Olay örgüsü, Paris'in kenar mahallelerindeki sefil ve kasvetli Vauquer Pansiyonu'nda geçer. Burası, farklı sosyal sınıflardan ve geçmişlerden gelen karakterlerin kesişme noktasıdır. Pansiyon, 19. yüzyıl Paris toplumunun bir mikrokozmosu gibidir.
Roman, Goriot Baba'nın servetini un ticareti yaparak kazandığını, dul kaldıktan sonra tüm sevgisini ve varlığını iki kızına adadığını anlatarak başlar. Kızlarını soylu ve zengin adamlarla evlendirerek onları "yüksek sosyete"ye yerleştirir. Ancak bu, trajedisinin de başlangıcı olur.
Kızları, evliliklerinden ve sosyal statülerinden utanç duydukları burjuva kökenli babalarını görmezden gelmeye başlar. Ona ihtiyaç duydukları tek an, maddi sıkıntıya düştükleri ve babalarından para istedikleri zamandır. Goriot, kızlarının sevgisini satın alabilmek umuduyla servetini yavaş yavaş tüketir, pansiyondaki odasını giderek daha kötü bir odaya taşınmak zorunda kalır ve sefalete düşer.
Diğer yandan, genç Rastignac, kuzeni aracılığıyla yüksek sosyete çevresine girer ve Goriot'un kızlarından biri olan Delphine ile ilişki kurar. Bu süreçte, hem Goriot Baba'nın fedakarlığına hem de Vautrin'in ahlaksız felsefesine tanık olur. Vautrin, ona toplumun zenginlik ve güç üzerine kurulu olduğunu, duyguların ise bir zayıflık olduğunu öğretmeye çalışır.
Sonunda, Goriot Baba, kızları tarafından tamamen terk edilmiş, parasız ve hasta bir halde ölür. Ölüm döşeğinde bile kızlarının onu ziyaret etmesini umut eder, ancak boşuna. Cenazesine sadece Rastignac ve bir tıp öğrencisi katılır. Romanın sonunda, Rastignac Paris'e meydan okuyarak, artık safiyetini kaybetmiş bir şekilde, "Şimdi ikimiz seninle baş başayız!" der ve toplumla mücadelesine başlar.
Goriot, sınırsız ve neredeyse patolojik bir baba sevgisinin simgesidir. Bu sevgi, onun hem maddi hem manevi anlamda tükenişine yol açar.
Balzac, Restorasyon Dönemi Paris'indeki burjuvazinin ve aristokrasinin ikiyüzlülüğünü, para ve statüye dayalı ilişkileri acımasızca eleştirir.
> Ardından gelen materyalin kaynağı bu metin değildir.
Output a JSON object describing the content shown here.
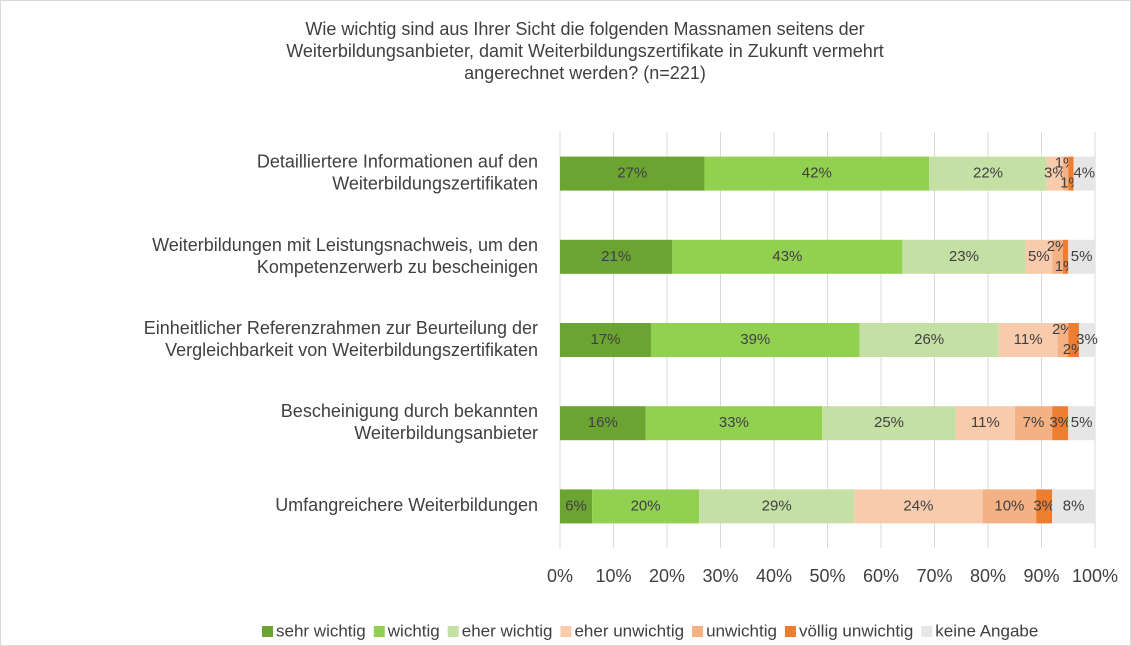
{
  "chart_data": {
    "type": "stacked_barh",
    "title": "Wie wichtig sind aus Ihrer Sicht die folgenden Massnamen seitens der\nWeiterbildungsanbieter, damit Weiterbildungszertifikate in Zukunft vermehrt\nangerechnet werden? (n=221)",
    "categories": [
      "Detailliertere Informationen auf den\nWeiterbildungszertifikaten",
      "Weiterbildungen mit Leistungsnachweis, um den\nKompetenzerwerb zu bescheinigen",
      "Einheitlicher Referenzrahmen zur Beurteilung der\nVergleichbarkeit von Weiterbildungszertifikaten",
      "Bescheinigung durch bekannten\nWeiterbildungsanbieter",
      "Umfangreichere Weiterbildungen"
    ],
    "series": [
      {
        "name": "sehr wichtig",
        "color": "#6ba431",
        "values": [
          27,
          21,
          17,
          16,
          6
        ],
        "value_labels": [
          "27%",
          "21%",
          "17%",
          "16%",
          "6%"
        ]
      },
      {
        "name": "wichtig",
        "color": "#92d050",
        "values": [
          42,
          43,
          39,
          33,
          20
        ],
        "value_labels": [
          "42%",
          "43%",
          "39%",
          "33%",
          "20%"
        ]
      },
      {
        "name": "eher wichtig",
        "color": "#c5e0a5",
        "values": [
          22,
          23,
          26,
          25,
          29
        ],
        "value_labels": [
          "22%",
          "23%",
          "26%",
          "25%",
          "29%"
        ]
      },
      {
        "name": "eher unwichtig",
        "color": "#f8cbad",
        "values": [
          3,
          5,
          11,
          11,
          24
        ],
        "value_labels": [
          "3%",
          "5%",
          "11%",
          "11%",
          "24%"
        ]
      },
      {
        "name": "unwichtig",
        "color": "#f4b183",
        "values": [
          1,
          2,
          2,
          7,
          10
        ],
        "value_labels": [
          "1%",
          "2%",
          "2%",
          "7%",
          "10%"
        ]
      },
      {
        "name": "völlig unwichtig",
        "color": "#ed7d31",
        "values": [
          1,
          1,
          2,
          3,
          3
        ],
        "value_labels": [
          "1%",
          "1%",
          "2%",
          "3%",
          "3%"
        ]
      },
      {
        "name": "keine Angabe",
        "color": "#e7e6e6",
        "values": [
          4,
          5,
          3,
          5,
          8
        ],
        "value_labels": [
          "4%",
          "5%",
          "3%",
          "5%",
          "8%"
        ]
      }
    ],
    "xlim": [
      0,
      100
    ],
    "xticks": [
      {
        "value": 0,
        "label": "0%"
      },
      {
        "value": 10,
        "label": "10%"
      },
      {
        "value": 20,
        "label": "20%"
      },
      {
        "value": 30,
        "label": "30%"
      },
      {
        "value": 40,
        "label": "40%"
      },
      {
        "value": 50,
        "label": "50%"
      },
      {
        "value": 60,
        "label": "60%"
      },
      {
        "value": 70,
        "label": "70%"
      },
      {
        "value": 80,
        "label": "80%"
      },
      {
        "value": 90,
        "label": "90%"
      },
      {
        "value": 100,
        "label": "100%"
      }
    ],
    "grid": true,
    "legend": "bottom"
  }
}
Rastignac'ın hikayesi, saf bir gencin, toplumun yozlaşmış kurallarına ayak uydurmak için nasıl ahlaki değerlerinden taviz verdiğini gösterir.
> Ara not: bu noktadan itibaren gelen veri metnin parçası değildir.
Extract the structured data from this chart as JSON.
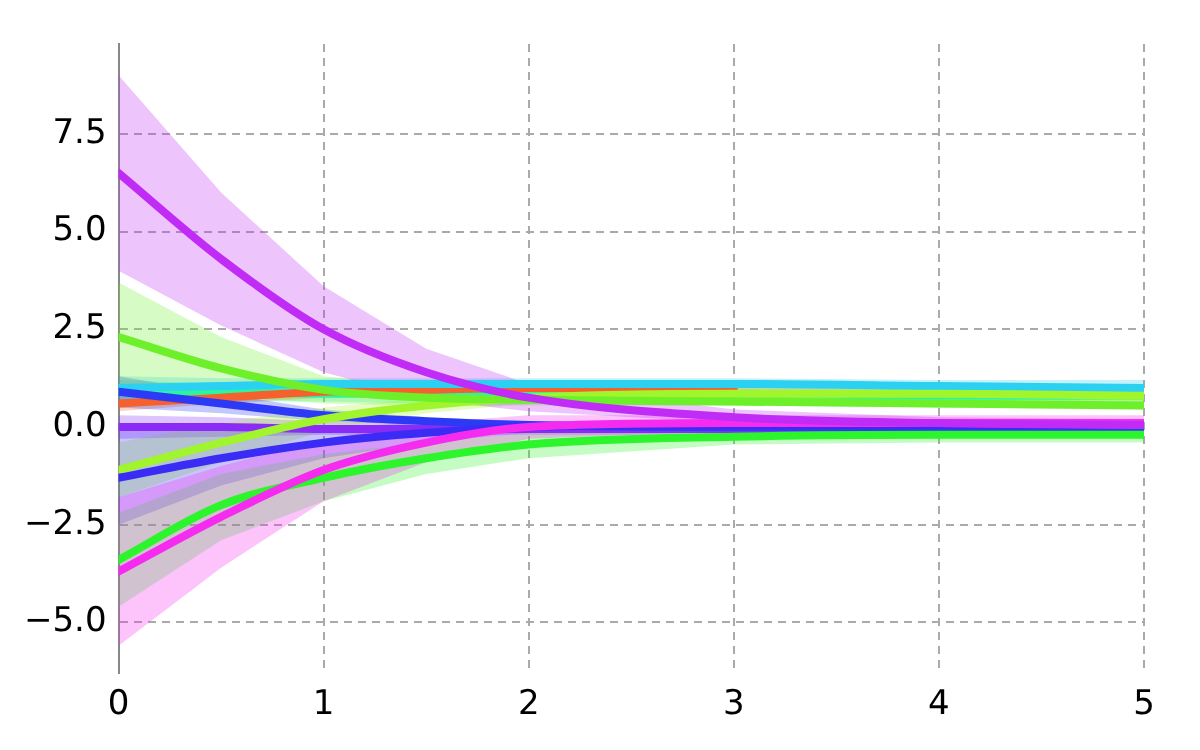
{
  "chart_data": {
    "type": "line",
    "x": [
      0,
      0.5,
      1,
      1.5,
      2,
      3,
      4,
      5
    ],
    "xlim": [
      0,
      5
    ],
    "ylim": [
      -6.3,
      9.8
    ],
    "xticks": [
      0,
      1,
      2,
      3,
      4,
      5
    ],
    "yticks": [
      {
        "value": -5,
        "label": "−5.0"
      },
      {
        "value": -2.5,
        "label": "−2.5"
      },
      {
        "value": 0,
        "label": "0.0"
      },
      {
        "value": 2.5,
        "label": "2.5"
      },
      {
        "value": 5,
        "label": "5.0"
      },
      {
        "value": 7.5,
        "label": "7.5"
      }
    ],
    "grid": true,
    "legend": false,
    "line_style": "solid",
    "marker": "none",
    "series": [
      {
        "color": "#c02cf5",
        "values": [
          6.5,
          4.3,
          2.5,
          1.4,
          0.75,
          0.25,
          0.1,
          0.05
        ],
        "lower": [
          4.0,
          2.6,
          1.4,
          0.7,
          0.4,
          0.1,
          0.0,
          -0.05
        ],
        "upper": [
          9.0,
          6.0,
          3.6,
          2.0,
          1.1,
          0.45,
          0.25,
          0.2
        ]
      },
      {
        "color": "#6df02a",
        "values": [
          2.3,
          1.5,
          0.95,
          0.75,
          0.7,
          0.65,
          0.6,
          0.55
        ],
        "lower": [
          1.0,
          0.8,
          0.6,
          0.55,
          0.55,
          0.55,
          0.5,
          0.45
        ],
        "upper": [
          3.7,
          2.3,
          1.3,
          1.05,
          0.95,
          0.95,
          0.9,
          0.85
        ]
      },
      {
        "color": "#f52cf0",
        "values": [
          -3.7,
          -2.3,
          -1.1,
          -0.4,
          0.0,
          0.1,
          0.1,
          0.1
        ],
        "lower": [
          -5.6,
          -3.6,
          -1.9,
          -0.9,
          -0.3,
          -0.1,
          -0.1,
          -0.1
        ],
        "upper": [
          -1.8,
          -1.0,
          -0.3,
          0.1,
          0.3,
          0.3,
          0.3,
          0.3
        ]
      },
      {
        "color": "#2cf52c",
        "values": [
          -3.4,
          -2.0,
          -1.3,
          -0.8,
          -0.45,
          -0.25,
          -0.2,
          -0.2
        ],
        "lower": [
          -4.6,
          -2.9,
          -1.9,
          -1.2,
          -0.8,
          -0.45,
          -0.4,
          -0.4
        ],
        "upper": [
          -2.2,
          -1.2,
          -0.7,
          -0.4,
          -0.15,
          -0.05,
          0.0,
          0.0
        ]
      },
      {
        "color": "#3a2cf5",
        "values": [
          -1.3,
          -0.8,
          -0.4,
          -0.15,
          0.0,
          0.05,
          0.05,
          0.05
        ],
        "lower": [
          -2.5,
          -1.5,
          -0.8,
          -0.4,
          -0.15,
          -0.05,
          -0.05,
          -0.05
        ],
        "upper": [
          -0.1,
          -0.1,
          0.0,
          0.1,
          0.15,
          0.15,
          0.15,
          0.15
        ]
      },
      {
        "color": "#a0f52c",
        "values": [
          -1.1,
          -0.4,
          0.2,
          0.55,
          0.75,
          0.85,
          0.85,
          0.8
        ],
        "lower": [
          -1.8,
          -0.9,
          -0.1,
          0.35,
          0.6,
          0.7,
          0.7,
          0.65
        ],
        "upper": [
          -0.4,
          0.1,
          0.5,
          0.75,
          0.9,
          1.0,
          1.0,
          0.95
        ]
      },
      {
        "color": "#2c3af5",
        "values": [
          0.9,
          0.6,
          0.3,
          0.15,
          0.05,
          0.0,
          0.0,
          0.0
        ],
        "lower": [
          0.5,
          0.35,
          0.15,
          0.05,
          -0.05,
          -0.1,
          -0.1,
          -0.1
        ],
        "upper": [
          1.3,
          0.85,
          0.45,
          0.25,
          0.15,
          0.1,
          0.1,
          0.1
        ]
      },
      {
        "color": "#2cd0f0",
        "values": [
          1.0,
          1.05,
          1.1,
          1.1,
          1.1,
          1.1,
          1.05,
          1.0
        ],
        "lower": [
          0.7,
          0.85,
          0.95,
          0.95,
          0.95,
          0.95,
          0.9,
          0.85
        ],
        "upper": [
          1.3,
          1.25,
          1.25,
          1.25,
          1.25,
          1.25,
          1.2,
          1.2
        ]
      },
      {
        "color": "#f5602c",
        "values": [
          0.6,
          0.75,
          0.9,
          0.95,
          1.0,
          1.0,
          null,
          null
        ],
        "lower": [
          0.4,
          0.6,
          0.75,
          0.8,
          0.85,
          0.85,
          0.8,
          0.75
        ],
        "upper": [
          0.8,
          0.9,
          1.05,
          1.1,
          1.15,
          1.15,
          1.1,
          1.05
        ]
      },
      {
        "color": "#2cf5a0",
        "values": [
          0.9,
          0.9,
          0.85,
          0.85,
          0.85,
          0.85,
          0.8,
          0.8
        ],
        "lower": [
          0.6,
          0.65,
          0.65,
          0.6,
          0.6,
          0.55,
          0.5,
          0.5
        ],
        "upper": [
          1.2,
          1.1,
          1.05,
          1.0,
          1.0,
          0.95,
          0.9,
          0.85
        ]
      },
      {
        "color": "#8a2cf5",
        "values": [
          0.0,
          0.0,
          -0.05,
          -0.05,
          -0.05,
          -0.05,
          -0.05,
          -0.05
        ],
        "lower": [
          -0.3,
          -0.25,
          -0.2,
          -0.2,
          -0.2,
          -0.2,
          -0.2,
          -0.2
        ],
        "upper": [
          0.3,
          0.25,
          0.15,
          0.1,
          0.1,
          0.1,
          0.1,
          0.1
        ]
      }
    ]
  }
}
Romanda her şey, bir alışveriş konusudur: sevgi, saygı, evlilikler. Goriot, kızlarının sevgisini satın almaya çalışır; kızları ise babalarının sevgisini paraya çevirir.
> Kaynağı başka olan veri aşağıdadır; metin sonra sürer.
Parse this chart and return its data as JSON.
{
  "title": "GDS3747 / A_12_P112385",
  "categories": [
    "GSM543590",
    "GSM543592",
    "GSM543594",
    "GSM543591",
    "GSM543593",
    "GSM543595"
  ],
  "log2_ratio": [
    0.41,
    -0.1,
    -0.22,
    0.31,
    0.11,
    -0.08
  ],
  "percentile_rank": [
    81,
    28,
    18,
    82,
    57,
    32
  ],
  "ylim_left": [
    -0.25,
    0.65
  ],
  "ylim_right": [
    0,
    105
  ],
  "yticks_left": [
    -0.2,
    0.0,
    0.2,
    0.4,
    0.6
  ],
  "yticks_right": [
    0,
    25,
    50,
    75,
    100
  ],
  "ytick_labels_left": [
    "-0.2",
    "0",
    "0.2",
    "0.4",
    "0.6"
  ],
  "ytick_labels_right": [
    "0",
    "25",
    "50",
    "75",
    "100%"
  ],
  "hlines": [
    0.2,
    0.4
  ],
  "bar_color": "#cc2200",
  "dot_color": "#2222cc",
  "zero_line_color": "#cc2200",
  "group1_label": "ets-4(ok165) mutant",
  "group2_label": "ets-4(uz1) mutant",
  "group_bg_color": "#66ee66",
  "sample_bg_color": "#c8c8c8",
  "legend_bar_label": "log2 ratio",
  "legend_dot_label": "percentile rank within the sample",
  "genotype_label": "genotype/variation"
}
Sonuç olarak, Goriot Baba, sadece bir babanın hikayesi değil, bir dönemin ve toplumun röntgenini çeken, gücünü güncelliğinden hiç kaybetmeyen bir edebi şaheserdir. Balzac'ın deyişiyle, "Para, hayatın motorudur" ilkesinin insan ilişkilerini nasıl zehirlediğini gösteren unutulmaz bir trajedidir.